Gadreel here... just to let you know that on Apollolake when ttsy reinit was set to true the loader was not crashing there. Now that you set it to false both Bromolow and Apollolake crash no matter if it's 6.4 or 7.0 same result...

ttg-public commented 2 years ago

It's frustrating that we cannot replicate this reliably but we may have found a fix. It's implemented in https://github.com/RedPill-TTG/redpill-lkm/commit/dffcf018cef3fe847c6d5891525526ba26cbb0b3

Can you try @lazosweb ?

semool commented 2 years ago

Its working fine here now with CPU set to Host in my Proxmox Machine.

Scoobdriver commented 2 years ago

sorry. Still an issue for me on esxi 6.7. Edit. my mistake, now able build on esxi 6.7

ttg-public commented 2 years ago

sorry. Still an issue for me on esxi 6.7.

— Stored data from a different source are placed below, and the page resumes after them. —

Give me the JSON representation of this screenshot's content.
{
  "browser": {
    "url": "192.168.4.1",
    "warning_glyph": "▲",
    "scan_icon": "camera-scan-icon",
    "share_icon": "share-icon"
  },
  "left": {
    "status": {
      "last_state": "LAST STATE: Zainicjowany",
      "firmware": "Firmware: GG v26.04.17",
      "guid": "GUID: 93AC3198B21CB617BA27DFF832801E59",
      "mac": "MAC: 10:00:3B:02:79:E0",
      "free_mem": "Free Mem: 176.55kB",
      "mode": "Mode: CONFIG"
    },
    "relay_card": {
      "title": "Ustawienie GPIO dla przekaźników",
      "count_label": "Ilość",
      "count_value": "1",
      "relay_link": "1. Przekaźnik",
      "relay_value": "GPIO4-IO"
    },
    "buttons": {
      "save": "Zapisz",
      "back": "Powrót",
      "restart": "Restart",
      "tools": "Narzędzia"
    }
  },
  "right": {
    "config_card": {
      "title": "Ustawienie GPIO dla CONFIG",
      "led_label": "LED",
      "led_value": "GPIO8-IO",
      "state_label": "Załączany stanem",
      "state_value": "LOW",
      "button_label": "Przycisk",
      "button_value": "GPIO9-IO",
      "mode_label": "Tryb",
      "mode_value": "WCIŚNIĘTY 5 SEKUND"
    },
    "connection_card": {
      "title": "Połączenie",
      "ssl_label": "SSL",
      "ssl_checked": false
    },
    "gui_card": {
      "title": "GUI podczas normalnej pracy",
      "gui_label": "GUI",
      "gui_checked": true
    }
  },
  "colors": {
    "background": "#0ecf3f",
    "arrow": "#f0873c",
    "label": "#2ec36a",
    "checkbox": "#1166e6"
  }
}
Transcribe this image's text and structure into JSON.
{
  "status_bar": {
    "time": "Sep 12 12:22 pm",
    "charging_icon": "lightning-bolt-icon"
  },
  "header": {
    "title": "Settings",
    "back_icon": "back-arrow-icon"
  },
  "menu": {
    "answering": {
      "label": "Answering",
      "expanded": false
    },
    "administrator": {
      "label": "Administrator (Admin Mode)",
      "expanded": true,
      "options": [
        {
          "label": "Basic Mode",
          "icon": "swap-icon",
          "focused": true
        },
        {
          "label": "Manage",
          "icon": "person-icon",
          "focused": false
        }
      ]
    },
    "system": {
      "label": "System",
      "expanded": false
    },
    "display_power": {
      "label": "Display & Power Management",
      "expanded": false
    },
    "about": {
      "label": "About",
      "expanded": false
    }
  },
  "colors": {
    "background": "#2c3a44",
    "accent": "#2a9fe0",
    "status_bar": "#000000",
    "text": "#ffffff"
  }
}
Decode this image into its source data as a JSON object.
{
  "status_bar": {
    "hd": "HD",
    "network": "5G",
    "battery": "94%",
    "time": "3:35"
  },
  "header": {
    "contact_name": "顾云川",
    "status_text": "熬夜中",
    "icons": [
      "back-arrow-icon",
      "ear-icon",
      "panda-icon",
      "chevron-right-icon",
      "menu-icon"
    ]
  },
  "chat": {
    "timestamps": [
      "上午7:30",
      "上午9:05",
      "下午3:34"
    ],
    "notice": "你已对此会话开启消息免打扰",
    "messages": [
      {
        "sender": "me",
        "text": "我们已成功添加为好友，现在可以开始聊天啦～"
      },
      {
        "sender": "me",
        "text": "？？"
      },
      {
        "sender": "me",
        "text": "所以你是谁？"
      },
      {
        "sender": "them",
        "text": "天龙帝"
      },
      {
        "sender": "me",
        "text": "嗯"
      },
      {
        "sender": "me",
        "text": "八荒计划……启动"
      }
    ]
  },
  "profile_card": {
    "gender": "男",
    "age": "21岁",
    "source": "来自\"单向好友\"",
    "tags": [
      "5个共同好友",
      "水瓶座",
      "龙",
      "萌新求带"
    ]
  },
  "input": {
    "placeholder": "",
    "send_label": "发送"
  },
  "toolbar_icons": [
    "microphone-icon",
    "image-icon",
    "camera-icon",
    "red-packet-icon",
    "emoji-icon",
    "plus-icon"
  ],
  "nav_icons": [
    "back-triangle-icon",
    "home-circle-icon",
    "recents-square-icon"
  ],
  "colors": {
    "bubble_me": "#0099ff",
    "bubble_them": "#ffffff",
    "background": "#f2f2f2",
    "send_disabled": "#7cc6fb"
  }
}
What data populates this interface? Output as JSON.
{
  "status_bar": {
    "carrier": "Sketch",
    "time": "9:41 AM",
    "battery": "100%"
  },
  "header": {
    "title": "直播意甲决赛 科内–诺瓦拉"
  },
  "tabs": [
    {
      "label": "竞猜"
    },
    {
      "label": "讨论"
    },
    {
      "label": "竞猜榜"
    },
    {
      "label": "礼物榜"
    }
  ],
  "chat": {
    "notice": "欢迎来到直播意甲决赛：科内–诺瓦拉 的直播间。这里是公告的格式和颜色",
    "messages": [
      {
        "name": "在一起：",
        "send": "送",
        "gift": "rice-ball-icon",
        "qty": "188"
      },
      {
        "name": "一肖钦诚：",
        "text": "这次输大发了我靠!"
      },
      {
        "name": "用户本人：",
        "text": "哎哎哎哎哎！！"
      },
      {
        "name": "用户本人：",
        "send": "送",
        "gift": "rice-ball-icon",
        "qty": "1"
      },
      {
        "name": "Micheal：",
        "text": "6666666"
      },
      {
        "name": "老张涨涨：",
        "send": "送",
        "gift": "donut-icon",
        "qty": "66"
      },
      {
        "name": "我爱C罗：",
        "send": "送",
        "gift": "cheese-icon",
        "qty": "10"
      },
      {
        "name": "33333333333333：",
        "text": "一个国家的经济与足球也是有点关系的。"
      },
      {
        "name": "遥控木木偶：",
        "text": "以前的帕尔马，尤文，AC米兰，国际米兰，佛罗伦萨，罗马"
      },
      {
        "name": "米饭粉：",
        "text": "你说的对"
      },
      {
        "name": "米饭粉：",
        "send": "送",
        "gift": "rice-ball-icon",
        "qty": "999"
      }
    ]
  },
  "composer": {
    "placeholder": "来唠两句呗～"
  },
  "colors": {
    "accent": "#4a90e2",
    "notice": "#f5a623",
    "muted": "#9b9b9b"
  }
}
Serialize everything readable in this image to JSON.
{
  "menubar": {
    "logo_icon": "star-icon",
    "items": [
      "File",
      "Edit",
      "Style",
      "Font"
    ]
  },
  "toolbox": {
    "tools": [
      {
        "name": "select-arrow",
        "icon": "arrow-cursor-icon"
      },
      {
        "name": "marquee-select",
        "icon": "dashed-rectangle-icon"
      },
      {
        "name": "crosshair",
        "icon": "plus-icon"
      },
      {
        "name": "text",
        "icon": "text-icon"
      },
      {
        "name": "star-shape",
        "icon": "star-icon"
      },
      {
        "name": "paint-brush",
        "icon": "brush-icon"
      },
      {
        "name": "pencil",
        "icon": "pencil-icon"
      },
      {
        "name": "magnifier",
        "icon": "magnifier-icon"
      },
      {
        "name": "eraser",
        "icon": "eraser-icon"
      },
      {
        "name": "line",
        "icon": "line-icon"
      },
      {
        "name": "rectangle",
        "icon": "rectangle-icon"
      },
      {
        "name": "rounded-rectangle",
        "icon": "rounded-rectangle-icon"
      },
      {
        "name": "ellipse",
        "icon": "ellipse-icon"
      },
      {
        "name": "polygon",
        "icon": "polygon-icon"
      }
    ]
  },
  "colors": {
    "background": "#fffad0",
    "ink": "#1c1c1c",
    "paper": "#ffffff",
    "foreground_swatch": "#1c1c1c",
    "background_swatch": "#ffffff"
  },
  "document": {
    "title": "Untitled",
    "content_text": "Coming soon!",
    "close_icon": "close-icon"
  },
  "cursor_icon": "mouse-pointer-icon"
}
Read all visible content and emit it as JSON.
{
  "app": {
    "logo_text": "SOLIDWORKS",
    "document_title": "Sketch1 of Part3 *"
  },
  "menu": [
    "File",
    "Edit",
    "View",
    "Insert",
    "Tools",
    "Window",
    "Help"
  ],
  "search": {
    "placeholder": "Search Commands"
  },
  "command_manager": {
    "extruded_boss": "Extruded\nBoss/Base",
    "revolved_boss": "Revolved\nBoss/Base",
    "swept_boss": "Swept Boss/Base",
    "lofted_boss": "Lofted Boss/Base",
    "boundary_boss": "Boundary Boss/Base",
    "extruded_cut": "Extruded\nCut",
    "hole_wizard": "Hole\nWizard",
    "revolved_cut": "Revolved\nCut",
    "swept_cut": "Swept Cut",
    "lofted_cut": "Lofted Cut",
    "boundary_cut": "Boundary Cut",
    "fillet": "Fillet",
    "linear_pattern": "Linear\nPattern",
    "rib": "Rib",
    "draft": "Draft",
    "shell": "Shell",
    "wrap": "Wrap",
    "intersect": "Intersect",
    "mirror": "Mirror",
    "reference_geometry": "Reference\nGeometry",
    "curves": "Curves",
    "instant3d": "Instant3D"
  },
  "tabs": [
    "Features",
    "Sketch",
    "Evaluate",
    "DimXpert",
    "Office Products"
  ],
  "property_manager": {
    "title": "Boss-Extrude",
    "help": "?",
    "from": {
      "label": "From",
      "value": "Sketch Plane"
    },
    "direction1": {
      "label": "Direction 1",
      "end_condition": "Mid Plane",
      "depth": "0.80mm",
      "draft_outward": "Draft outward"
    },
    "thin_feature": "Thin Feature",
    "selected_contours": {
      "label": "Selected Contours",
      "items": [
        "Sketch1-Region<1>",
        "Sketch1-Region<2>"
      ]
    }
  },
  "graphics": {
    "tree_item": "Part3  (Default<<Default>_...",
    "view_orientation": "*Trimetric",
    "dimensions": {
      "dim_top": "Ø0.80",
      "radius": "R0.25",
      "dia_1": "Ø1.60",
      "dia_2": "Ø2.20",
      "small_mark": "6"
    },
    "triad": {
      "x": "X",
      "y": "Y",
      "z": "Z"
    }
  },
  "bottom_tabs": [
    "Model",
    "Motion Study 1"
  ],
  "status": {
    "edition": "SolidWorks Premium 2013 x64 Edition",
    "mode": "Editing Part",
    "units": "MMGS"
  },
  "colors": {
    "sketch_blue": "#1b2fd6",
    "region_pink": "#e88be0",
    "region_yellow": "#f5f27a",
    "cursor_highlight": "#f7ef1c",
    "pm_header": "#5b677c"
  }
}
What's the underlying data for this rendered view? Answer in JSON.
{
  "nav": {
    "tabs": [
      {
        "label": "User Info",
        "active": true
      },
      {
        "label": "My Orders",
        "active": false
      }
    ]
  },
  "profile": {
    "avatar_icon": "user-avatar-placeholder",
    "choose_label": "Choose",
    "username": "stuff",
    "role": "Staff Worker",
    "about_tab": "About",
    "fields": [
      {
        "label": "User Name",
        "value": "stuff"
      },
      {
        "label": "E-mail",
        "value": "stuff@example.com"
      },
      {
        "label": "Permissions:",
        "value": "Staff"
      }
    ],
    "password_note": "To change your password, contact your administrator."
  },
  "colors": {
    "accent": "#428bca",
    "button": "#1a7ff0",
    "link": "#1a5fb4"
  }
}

Hmm, on one of our ESXi 6.7 systems it does work flawlessly. Are you triple sure you're running the newest version of the kernel module? Check if you get any output by typing dmesg | grep 'RedPill v' - it should show which exact commit the LKM is running.

lazosweb commented 2 years ago

Gadreel here, it's working fine on my end. I tried Apollolake 6.2.4 (success), Bromolow 7.0 (success) and Apollolake 7.0 (unrelated issue). I have an issue with Apollolake 7.0 and could not finish installing it but I doubt it's related to this bug. Great work @ttg-public

Scoobdriver commented 2 years ago

sorry. Still an issue for me on esxi 6.7.

Hmm, on one of our ESXi 6.7 systems it does work flawlessly. Are you triple sure you're running the newest version of the kernel module? Check if you get any output by typing dmesg | grep 'RedPill v' - it should show which exact commit the LKM is running.

Apologies had copied the wrong .img file .

https://github.com/RedPill-TTG/redpill-lkm/commit/dffcf018cef3fe847c6d5891525526ba26cbb0b3 has resolved this issue for me .

ttg-public commented 2 years ago

The https://github.com/RedPill-TTG/redpill-lkm/commit/dffcf018cef3fe847c6d5891525526ba26cbb0b3 and https://github.com/RedPill-TTG/redpill-lkm/commit/140250a solved the issue.